More than 2,000 people gathered in (and beside, and outside) UT's LBJ Auditorium Sunday to hear writer, activist, and MIT linguistics professor Noam Chomsky deliver an address on the subject, "Unending Wars: The U.S. and the Middle East." Hours before Chomsky's noon lecture, the crowd had become its own story: A line formed outside the LBJ building at 7:30am, and the auditorium was filled beyond its 1,000-person capacity within 45 minutes of the 10am opening. By 11am the overflow Bass Lecture Hall next door was jammed with another 300 or more, and the surrounding hallways had become virtually impassable -- organizers set up loudspeakers wherever they could, including the courtyard outside, to enable as many people as possible to stay and at least hear Chomsky speak.

Bob Jensen, UT journalism professor and one of the event organizers, cheerfully pointed out that when former President George H.W. Bush was the featured LBJ speaker a few years ago, the auditorium filled only to about two-thirds capacity. "From the looks of it," declared Jensen with a smile, "it means that we're going to win -- and soon." Chomsky spoke and answered questions for three hours, and when he left the podium to his third standing ovation, very few members of the audience had departed.

Jensen's remark typified the contradictory atmosphere of the day: tremendous enthusiasm for Chomsky's visit, his first to Austin in 20 years, and a sobering sense that world affairs are at a crisis point, heightened by the intensifying Israeli/Palestinian bloodshed, and U.S. threats of war against Iraq.

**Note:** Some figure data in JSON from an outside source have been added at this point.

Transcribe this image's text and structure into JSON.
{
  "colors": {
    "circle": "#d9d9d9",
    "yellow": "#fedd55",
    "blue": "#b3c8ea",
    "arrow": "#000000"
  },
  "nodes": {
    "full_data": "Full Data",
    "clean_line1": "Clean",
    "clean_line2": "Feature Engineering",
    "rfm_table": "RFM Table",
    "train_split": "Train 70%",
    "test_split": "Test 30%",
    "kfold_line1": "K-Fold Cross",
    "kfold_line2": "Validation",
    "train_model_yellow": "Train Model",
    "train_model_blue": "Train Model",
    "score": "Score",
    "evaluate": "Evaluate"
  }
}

Focusing primarily on the history of U.S. involvement in the Middle East since World War II, Chomsky was characteristically soft-spoken but relentless. Drawing almost exclusively from published government documents and press reports of official statements (here and abroad), he described a consistent and public (although unadvertised) U.S. strategy of expanding direct and indirect control of Persian Gulf resources -- either through client states ("cops on the beat") like Israel, Saudi Arabia, and Turkey, or directly when necessary, as in the ongoing decade of military and economic action against Iraq. Citing a range of U.S. government sources, including standard military and intelligence planning documents, Chomsky argued that for every U.S. administration from Eisenhower through Bush, Clinton, and Bush, "The issue is not access to oil [for U.S. use], and it never has been. The issue is the need to control that resource as a source of strategic power."

During an address to the Texas Civil Rights Project banquet Saturday night, Chomsky had replied quietly but bluntly to a question about the historical decline of empires by noting the determination of the U.S. to militarize outer space: "My own speculation is that the current empire will collapse, but as a consequence of its destruction of the world." Yet in each of his talks and a Sunday morning press conference, Chomsky reiterated the growth of U.S. dissent over the last 40 years, our common obligation to oppose aggression and injustice, and the contrast between the staggering military capacity of the U.S. government and its "fragile system of power" against popular democratic movements. "We have the power to change these things, here in the U.S.," Chomsky concluded. "That's where the real hope lies, and I don't think there's another one."